Andreas hob sein Bierglas an, sie prosteten sich zu und nahmen einen enormen Schluck aus den gut gefüllten Pilsgläsern. Er wischte sich den Schaum von der Oberlippe und schaute Hans an. Grau war er geworden, sein alter Freund. Viele graue Strähnen zogen sich durch Hans´ Haare, die aber für sein Alter kurz vor der Fünfzig immer noch erstaunlich zahlreich und dicht waren. Andreas lächelte ihm zufrieden zu:
„Hat ja fast zwanzig Jahre gedauert, aber dafür freue ich mich umso mehr, endlich mal mit dir hier zu sein.“
„Du hast nicht zu viel versprochen, Andreas. Es ist ein Traum. Ich war ein gefühltes Jahrhundert nicht mehr so entspannt. Wahnsinn. Schau dir das an…“
Ihre Blicke schweiften nach draußen, durch die große Glasfront der Kneipe, in der sich die Freunde das erste wirklich kalte, frisch gezapfte Bier ihres Urlaubs gönnten. Sie hatten einen kleinen Stehtisch an der Wand ergattert und konnten schräg durch die Fenster sehen. Sie hockten nebeneinander, weil an dem hohen Tisch nur noch die festgeschraubten Sitzbänke an der Wand frei waren. Alle anderen Barhocker waren besetzt und irgendwo im Gastraum verteilt. Links neben ihnen saßen noch mehr Gäste in einer Art Nische, die keinen Ausblick hatten, was diese Gäste aber nicht weiter störte, weil sie tief in aufgeregte Diskussionen in fremden Sprachen verstrickt waren.

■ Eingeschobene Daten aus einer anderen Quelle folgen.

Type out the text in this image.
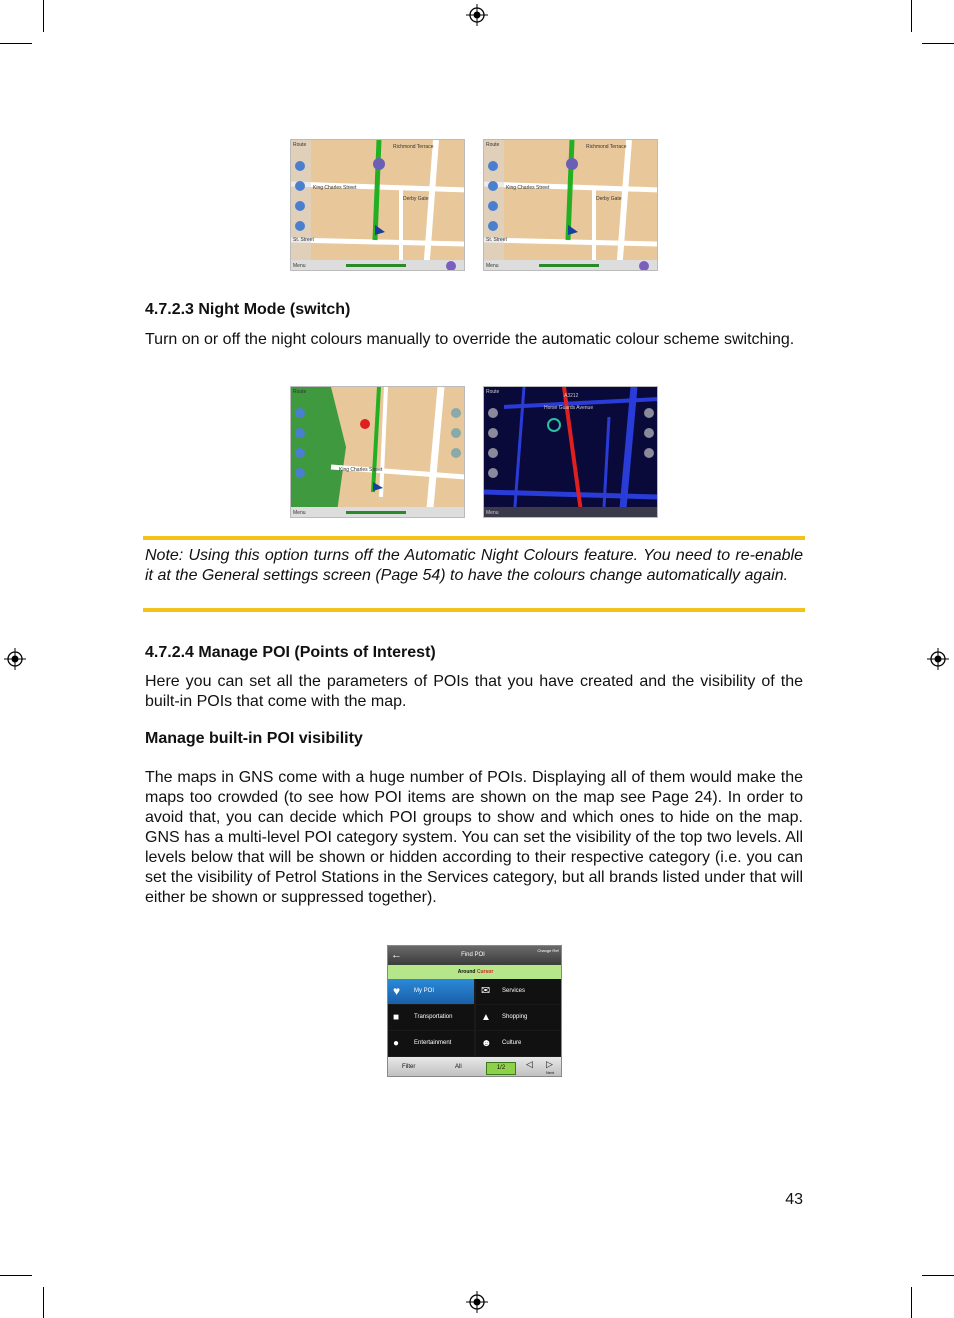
Route	Richmond Terrace
King Charles Street
Derby Gate
St. Street
Menu
Route	Richmond Terrace
King Charles Street
Derby Gate
St. Street
Menu
4.7.2.3 Night Mode (switch)

Turn on or off the night colours manually to override the automatic colour scheme switching.

Route
King Charles Street
Menu
Route
Horse Guards Avenue
A3212
Menu
Note: Using this option turns off the Automatic Night Colours feature. You need to re-enable it at the General settings screen (Page 54) to have the colours change automatically again.
4.7.2.4 Manage POI (Points of Interest)

Here you can set all the parameters of POIs that you have created and the visibility of the built-in POIs that come with the map.

Manage built-in POI visibility

The maps in GNS come with a huge number of POIs. Displaying all of them would make the maps too crowded (to see how POI items are shown on the map see Page 24). In order to avoid that, you can decide which POI groups to show and which ones to hide on the map. GNS has a multi-level POI category system. You can set the visibility of the top two levels. All levels below that will be shown or hidden according to their respective category (i.e. you can set the visibility of Petrol Stations in the Services category, but all brands listed under that will either be shown or suppressed together).

←	Find POI
Change Ref
Around Cursor
♥ My POI	✉ Services
■ Transportation	▲ Shopping
● Entertainment	☻ Culture
Filter	All	1/2	◁ ▷
Next
43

Der Blick durch die Fenster war grandios. Ein großer Platz, auf dem es von Menschen wimmelte. Viele junge Menschen, schöne Menschen. Frauen in knappen Kleidern, Jungs auf Motorrollern, Familien mit Kindern, Taxis, Bikes und Busse, die sich hupend den Weg bahnten. Dahinter ein paar pittoreske Häuser, die Hans an die alten Piratenfilme seiner Kindheit erinnerten. Zwischen den Häusern eine breite Straße, die zum Hafen führte und den Blick auf eine Bucht freigaben. Dort versank die Sonne im offenen Meer zwischen zwei Bergen. Hätte jemand ein überdimensionales, kitschiges Poster zwischen die Häuser der Hafenstraße gespannt, es wäre Hans egal. Dies war sein lang ersehnter Urlaub mit seinem besten Freund Andreas. Nicht nur dass: Es war ihm endlich gelungen, diesem verdammten Weihnachten zu entfliehen. Seit Jahren flüchtete Andreas vor diesem durchkommerzialisieren Wahnsinn, während Hans an Familie und Heimat gebunden war. Nach Silvester hörte er sich jedes Jahr neidisch die Erzählungen seines Freundes beim gemeinsamen Kegelabend an, während er nichts zu berichten hatte:
„Weihnachten? Wie immer. Kinder, Oma, Gans und Rasierwasser.“
Doch jetzt waren die Kinder aus dem Haus. Feierten mit Partnern und Freunden. Weihnachten plötzlich alleine mit seiner Frau – diese Vorstellung bereitete Hans Panik. Also fädelte er es irgendwie ein, dass seine Gattin die Idee gut fand, die Feiertage mit ihren alten Freundinnen zu verbringen, welche alle mittlerweile geschieden, in den Wechseljahren oder schon immer Singles waren. Sie nannten es „Projekt Krampfadergeschwader“. Als eigene gute Tat verkaufte er ihr, seinen Freund Andreas in den Urlaub zu begleiten, damit sich dieser ewige Single an Weihnachten nicht zu einsam fühle. So weit weg. In der Fremde. Diese Einsamkeit.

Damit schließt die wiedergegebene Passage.